As Dr. Altenbach poked my gums with his fish hook on a stick, my mind wandered back to my childhood dental exams. I recalled the taste of soap in my mouth from Dr. Petras’ freshly washed bare hands as he cleaned my teeth using the sterile instruments laid out on a blue paper towel on top of a rolling metal tray. He polished my teeth with the ticklish little rotating pencil eraser tool. I had to rinse and spit many times into a swirling sink that looked like a miniature toilet bowl, and always had trouble disconnecting myself from a long string of saliva.

The goggle-protected hygienist woke me out of my daydreams to jab me with her own set of weapons.

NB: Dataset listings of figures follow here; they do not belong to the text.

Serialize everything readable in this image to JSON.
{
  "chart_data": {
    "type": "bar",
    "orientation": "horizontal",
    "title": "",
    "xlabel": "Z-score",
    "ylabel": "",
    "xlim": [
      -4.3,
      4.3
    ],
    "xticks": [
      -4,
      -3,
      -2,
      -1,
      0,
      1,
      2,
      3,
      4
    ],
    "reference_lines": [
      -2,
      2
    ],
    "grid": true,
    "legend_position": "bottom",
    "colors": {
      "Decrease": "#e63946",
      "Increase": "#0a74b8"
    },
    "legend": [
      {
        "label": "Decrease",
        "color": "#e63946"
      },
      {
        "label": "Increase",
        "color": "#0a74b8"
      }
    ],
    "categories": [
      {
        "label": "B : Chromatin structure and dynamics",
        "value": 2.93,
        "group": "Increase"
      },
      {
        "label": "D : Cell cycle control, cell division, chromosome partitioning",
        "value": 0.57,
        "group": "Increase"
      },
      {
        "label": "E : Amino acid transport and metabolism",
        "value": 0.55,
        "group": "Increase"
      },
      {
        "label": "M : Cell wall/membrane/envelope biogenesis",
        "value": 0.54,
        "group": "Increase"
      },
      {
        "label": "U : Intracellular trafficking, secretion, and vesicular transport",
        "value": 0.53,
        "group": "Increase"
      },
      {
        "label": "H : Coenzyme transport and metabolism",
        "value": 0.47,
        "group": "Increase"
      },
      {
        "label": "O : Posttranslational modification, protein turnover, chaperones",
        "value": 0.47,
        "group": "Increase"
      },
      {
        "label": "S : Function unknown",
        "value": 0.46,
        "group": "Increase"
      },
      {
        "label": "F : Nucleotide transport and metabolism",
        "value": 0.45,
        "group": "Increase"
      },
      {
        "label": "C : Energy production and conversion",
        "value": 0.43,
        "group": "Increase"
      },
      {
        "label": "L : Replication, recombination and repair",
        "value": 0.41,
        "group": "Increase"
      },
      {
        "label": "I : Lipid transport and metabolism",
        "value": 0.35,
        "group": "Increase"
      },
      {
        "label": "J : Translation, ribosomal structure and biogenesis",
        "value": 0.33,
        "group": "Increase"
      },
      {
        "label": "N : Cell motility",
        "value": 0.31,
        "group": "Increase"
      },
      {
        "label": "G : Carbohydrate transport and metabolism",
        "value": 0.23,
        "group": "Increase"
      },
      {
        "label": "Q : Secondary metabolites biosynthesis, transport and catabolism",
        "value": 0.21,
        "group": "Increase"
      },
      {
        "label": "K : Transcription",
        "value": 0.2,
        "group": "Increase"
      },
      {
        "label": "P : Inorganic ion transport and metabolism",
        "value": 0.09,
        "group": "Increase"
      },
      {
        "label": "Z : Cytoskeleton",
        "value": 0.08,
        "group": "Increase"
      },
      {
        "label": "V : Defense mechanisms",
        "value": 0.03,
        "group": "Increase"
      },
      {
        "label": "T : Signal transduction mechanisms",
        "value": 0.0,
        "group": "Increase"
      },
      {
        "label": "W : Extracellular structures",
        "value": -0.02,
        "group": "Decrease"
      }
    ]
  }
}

I could not help but marvel at her sparkling white straight teeth. Dr. Petras had his share of coffee stains and fillings, but today, everyone in a dentist’s office has unnaturally white, perfect teeth. It’s nothing but a high pressure sales tactic, I thought.

At a pause in the cleaning, I looked around for the little toilet bowl, but there was no where to rinse and spit. Instead, the hygienist hooked me like a catfish with a curved plastic tube that magically sucked my mouth dry.

When it was all done, I sat up and tried to put my lips back into place. As promised, Dr. Altenbach showed me how to download the new app, and while he was demonstrating, I noticed that his phone’s home screen had a running surf report. Also, I thought I saw him wiggle his hand with his thumb and pinkie extended in a “hang loose” motion a couple times when he was telling me where to get good fish tacos.

As I checked my teeth in the rear view mirror on the way home, I realized I’ve entered that phase of life when doctors, news casters, and even presidents are younger than I am. I learned that, although may be difficult to take direction from someone who you are older but not wiser than, it’s part of the natural progression of life. Besides, I thought, who’s the one with the peach cobbler recipe, hu?